Something called me to write about how we can care for ourselves this holiday season. I didn’t plan on a self-care guide, but here we are! The holiday season can be a joyous time filled with fun, family, and making memories and a time of sadness, chaos, and dysfunction, and it can also be lonely and isolating.
If you have great relationships with most of your family members and will be spending time with them this year, here are some self-care tips I suggest:
- Make sure you take little moments to yourself if you feel you need them. I know some of us don’t get to see our families as much as we would like, but if you are introverted or want space from time to time, create that for yourself without shame. It doesn’t even have to be a lot of time. Maybe find a place to read quietly by yourself or go out for a walk around the neighborhood alone. Whether the energy around you is lovely or heavy, we can all take a moment to ground ourselves.

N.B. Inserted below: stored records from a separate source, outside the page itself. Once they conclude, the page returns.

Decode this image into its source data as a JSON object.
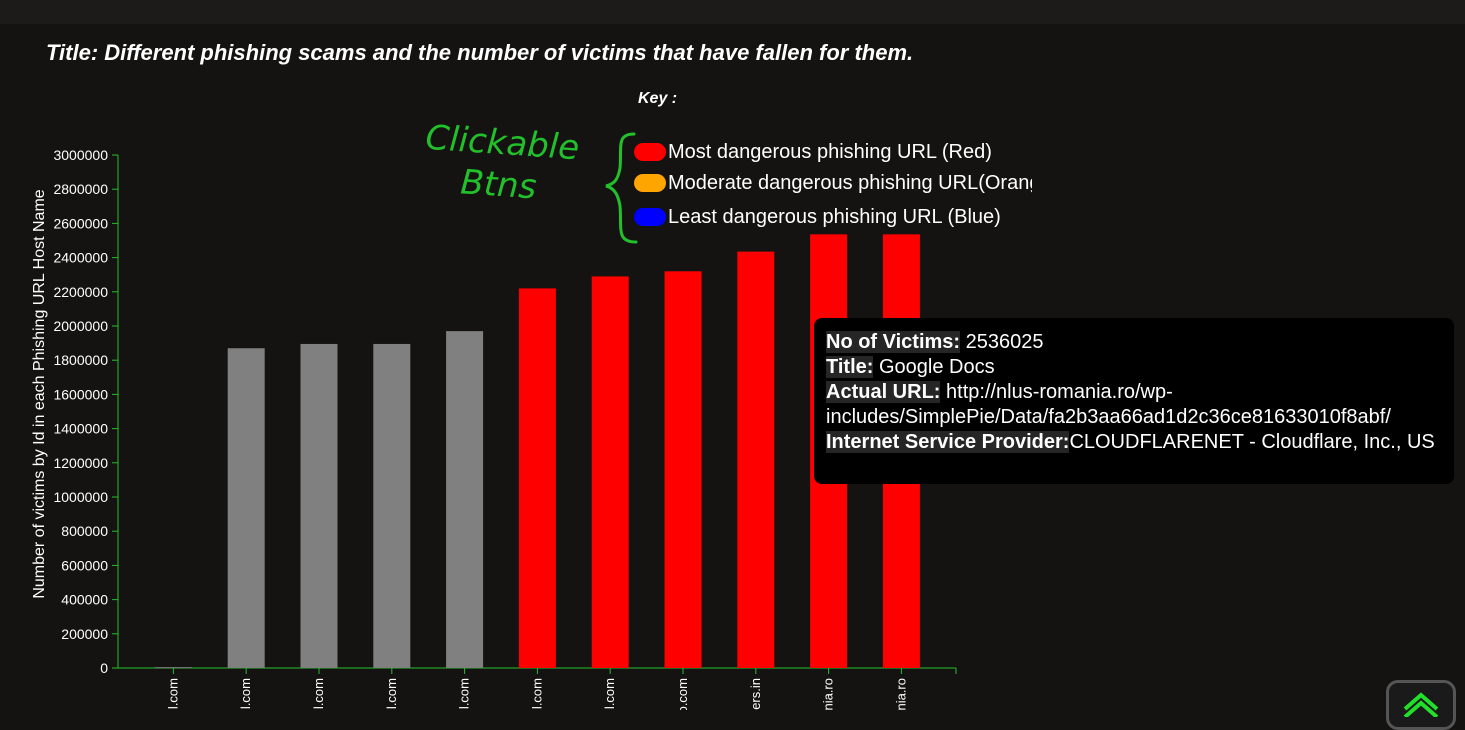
{
  "page": {
    "title": "Title: Different phishing scams and the number of victims that have fallen for them."
  },
  "legend": {
    "heading": "Key :",
    "items": [
      {
        "label": "Most dangerous phishing URL (Red)",
        "color": "#ff0000"
      },
      {
        "label": "Moderate dangerous phishing URL(Orange)",
        "color": "#ffa500"
      },
      {
        "label": "Least dangerous phishing URL (Blue)",
        "color": "#0000ff"
      }
    ]
  },
  "annotation": {
    "line1": "Clickable",
    "line2": "Btns",
    "color": "#22c02a"
  },
  "tooltip": {
    "victims_label": "No of Victims:",
    "victims_value": "2536025",
    "title_label": "Title:",
    "title_value": "Google Docs",
    "url_label": "Actual URL:",
    "url_value": "http://nlus-romania.ro/wp-includes/SimplePie/Data/fa2b3aa66ad1d2c36ce81633010f8abf/",
    "isp_label": "Internet Service Provider:",
    "isp_value": "CLOUDFLARENET - Cloudflare, Inc., US"
  },
  "chart_data": {
    "type": "bar",
    "ylabel": "Number of victims by Id in each Phishing URL Host Name",
    "xlabel": "",
    "ylim": [
      0,
      3000000
    ],
    "yticks": [
      0,
      200000,
      400000,
      600000,
      800000,
      1000000,
      1200000,
      1400000,
      1600000,
      1800000,
      2000000,
      2200000,
      2400000,
      2600000,
      2800000,
      3000000
    ],
    "categories": [
      "l.com",
      "l.com",
      "l.com",
      "l.com",
      "l.com",
      "l.com",
      "l.com",
      "o.com",
      "ers.in",
      "nia.ro",
      "nia.ro"
    ],
    "values": [
      5000,
      1870000,
      1895000,
      1895000,
      1970000,
      2220000,
      2290000,
      2320000,
      2435000,
      2536025,
      2536025
    ],
    "bar_colors": [
      "#808080",
      "#808080",
      "#808080",
      "#808080",
      "#808080",
      "#ff0000",
      "#ff0000",
      "#ff0000",
      "#ff0000",
      "#ff0000",
      "#ff0000"
    ],
    "axis_color": "#22c02a",
    "grid": false,
    "legend_position": "top"
  }
}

- If you are one of those people who loves to make everyone around you happy, make sure you remember how to say no. It’s lovely to want to see our loved ones smile but be aware and be able to discern if someone is taking advantage or requesting more than you can provide.
- Be in the NOW! Stay in the moment when you enjoy your time away from work, family, and celebrations. Honor the memories you are creating and let those around you know how much they are loved and cared for. If you are a planner or type A personality, take heed. Thinking about the future or what’s next and what needs to get done constantly can get overwhelming and not allow you to enjoy the moment.
This next set of tips is for those with families that may drive them nuts or are just filled with dysfunction that everyone does their best to wade through each year. Families like this understand the importance of family but may not have the best grasp on healthy behaviors and ways of expressing said “love.” It can be exhausting.
- You may run into that narcissistic parent or ego-driven aunt this year. The best thing you can do for your mental health and energy preservation with these types of personalities is to keep things cordial and stay in your own body and own your energy. These personalities rely on getting people to be taken outside themselves, so they know they affect you. Call it out if they cross a line, and do your best to remove yourself from the situation if possible.
- For those who are heading home for the holidays, if you have the means to stay in accommodations that give you a break from being in direct proximity to main stressors, you deserve to book that hotel or bed and breakfast during your visit. If you can’t do that, make sure you are stepping out of the house, going for walks, or taking some solo time away when you can throughout your stay. If you are hosting, this may be harder to do, but you have the right to express clear boundaries with whoever may be staying in your home.
- Like my tip in my previous sector of people, be the one to express love and gratitude for your family members lovingly and healthily. They may stress us out here and there, but it doesn’t mean we don’t love them and want to have a good time with them. Lead by example and show them how learning each other’s love languages can feel and look. A lot of us are aiming to break cycles, and you can be the one to show that to your family in real-time this season, even if they think you are being strange. It may catch on and shift how your family members choose to interact with one another.
My last group is those who have a hard time during the holidays. It can be lonely, isolating, and even depressing around this time of year. Some have lost loved ones around this time of year, and their grief tends to show up around the holidays. I hope you know that you are loved and cared for and that it’s okay not to feel super jolly around this time of year. You can feel what you feel and not be labeled for it.
- Reach out to close friends you love dearly; making plans around or before the holidays may be a great way to cheer up around this time. A fun movie date, vision boarding for the year ahead, or a local holiday market visit with a good friend might feel nice.
- If you are alone, you don’t have to be lonely. Take this time to enjoy your own company. Create an enjoyable experience for yourself. Ordering delicious takeout and having a self-love spa day or a movie marathon day at home would be fun. You can even support a business that may be open and gift yourself a spa day. I’m not opposed to going on a solo vacation either if you can afford it and don’t have to be at work.
- Carve out time to sit in gratitude or even journal in appreciation. I know it sounds cheesy, but it helps. This time of year can feel particularly lonely because we think deeply about the things and people we lost or don’t have. It can be overwhelming and consume us to the point of sometimes feeling unloved, unwanted, and unimportant, which is not true and not how we want to end our year thinking and moving forward into our new year. We are so much more than a season, and we have so much to be grateful for if we take a moment to realize it and appreciate it.
This season is a season to celebrate humanity, kindness, love, and joy. Whether by yourself, your chosen family, or your relatives, you can remain a light in this world. It’s a time to give and receive. What do you decide to give this season? What will you allow yourself to receive?